For many LGBTQ+ people in North Carolina, Pride in Chapel Hill and Carrboro feels a little different than the massive corporate festivals found in larger cities. The focus leans more toward community gatherings, activism and visibility woven into the everyday fabric of two neighboring towns long associated with progressive politics and queer inclusion.
Throughout June, Chapel Hill and Carrboro will host their annual Small Town Pride celebration, featuring public art, live performances, community events and the Chapel Hill Pride Promenade.
The Chapel Hill Pride Promenade is scheduled for Saturday, June 6 from noon to 3 p.m. Participants will gather at the Peace & Justice Plaza before walking together through downtown Chapel Hill to Franklin Street. The walk will conclude with an afternoon celebration featuring performances, vendors, nonprofits, food and interactive activities. Organizers describe the promenade as a chance for people to “show up as your authentic self” while celebrating love, individuality and LGBTQ+ visibility in the heart of downtown Chapel Hill.

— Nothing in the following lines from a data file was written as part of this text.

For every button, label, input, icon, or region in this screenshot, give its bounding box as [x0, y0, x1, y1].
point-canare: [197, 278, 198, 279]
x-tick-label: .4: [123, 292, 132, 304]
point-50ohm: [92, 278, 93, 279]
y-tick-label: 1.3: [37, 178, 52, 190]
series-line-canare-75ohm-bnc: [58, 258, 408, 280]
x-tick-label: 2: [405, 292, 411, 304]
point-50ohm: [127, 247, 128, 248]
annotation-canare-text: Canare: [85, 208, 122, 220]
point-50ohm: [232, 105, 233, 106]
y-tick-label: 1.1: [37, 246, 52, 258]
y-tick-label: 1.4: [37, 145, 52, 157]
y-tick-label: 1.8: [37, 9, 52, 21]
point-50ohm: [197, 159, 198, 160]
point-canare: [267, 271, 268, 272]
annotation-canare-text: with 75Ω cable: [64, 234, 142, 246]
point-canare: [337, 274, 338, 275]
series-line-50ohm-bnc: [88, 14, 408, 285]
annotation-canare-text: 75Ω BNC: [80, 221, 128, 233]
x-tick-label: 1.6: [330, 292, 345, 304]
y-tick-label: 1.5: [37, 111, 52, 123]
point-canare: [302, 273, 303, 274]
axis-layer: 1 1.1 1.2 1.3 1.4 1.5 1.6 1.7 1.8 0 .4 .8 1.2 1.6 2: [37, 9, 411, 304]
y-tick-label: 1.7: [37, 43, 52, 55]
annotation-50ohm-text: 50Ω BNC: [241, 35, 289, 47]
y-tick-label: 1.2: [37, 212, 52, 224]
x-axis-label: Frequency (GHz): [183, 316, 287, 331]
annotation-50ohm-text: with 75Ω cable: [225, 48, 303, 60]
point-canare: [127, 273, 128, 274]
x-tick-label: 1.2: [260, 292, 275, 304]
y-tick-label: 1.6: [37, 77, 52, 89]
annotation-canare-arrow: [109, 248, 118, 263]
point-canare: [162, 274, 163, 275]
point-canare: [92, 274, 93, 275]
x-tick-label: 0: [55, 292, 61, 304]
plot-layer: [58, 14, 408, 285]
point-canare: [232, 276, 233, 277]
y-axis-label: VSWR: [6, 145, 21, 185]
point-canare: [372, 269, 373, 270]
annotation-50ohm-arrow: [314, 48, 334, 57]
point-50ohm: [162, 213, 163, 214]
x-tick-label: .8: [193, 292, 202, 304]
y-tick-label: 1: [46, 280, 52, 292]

Now entering its fifth year, the promenade has become one of the Triangle’s more visible Pride events and continues to successfully maintain a distinctly local feel.
The month-long Small Town Pride celebration will wrap up with its annual Pride Celebration on June 26 at Carrboro Town Commons. The event will include live entertainment, vendors, local organizations and a community-focused atmosphere designed to welcome LGBTQ+ residents and allies of all ages. Before the celebration begins, community members and local officials will participate in the Pride Piper Walk, rolling the town’s rainbow ram sculpture down Weaver Street to the festival grounds.
The area’s embrace of LGBTQ+ inclusion has deep roots stretching back decades. Chapel Hill and Carrboro have long been viewed as some of North Carolina’s more welcoming communities for LGBTQ+ residents, students and activists.
According to the Town of Chapel Hill’s LGBTQ+ history archives, the community played a significant role in North Carolina’s queer organizing history beginning in the 1960s. The area became home to LGBTQ+ student organizing at the University of North Carolina at Chapel Hill, feminist bookstores, advocacy groups and some of the earliest Pride-related organizing efforts in the state. Chapel Hill also elected one of North Carolina’s first openly gay mayors, Mark Kleinschmidt, in 2009.
The town of Carrboro can lay claim to an even bigger accomplishment: former Mayor Mike Nelson – openly gay – was the first in the state of North Carolina and Carrboro to be elected to the office of Mayor. He served a total of five terms, from 1995 to 2005.
Indeed, Carrboro has long held a reputation as one of the South’s most openly progressive small towns. Local leaders have frequently adopted LGBTQ-inclusive policies ahead of much of the state, and Pride celebrations there often emphasize grassroots participation and intersectional community building rather than commercial spectacle.
That “small town Pride” identity has become part of the event’s appeal. Organizers say the goal is not simply celebration, but creating spaces where LGBTQ+ residents feel visible and supported during a time when queer and transgender communities continue facing political attacks across the country.
This year’s programming continues that tradition with a mix of celebration, public visibility and local connection. In Chapel Hill and Carrboro, Pride belongs to the local communities that have spent decades building space for LGBTQ+ life in North Carolina year-round.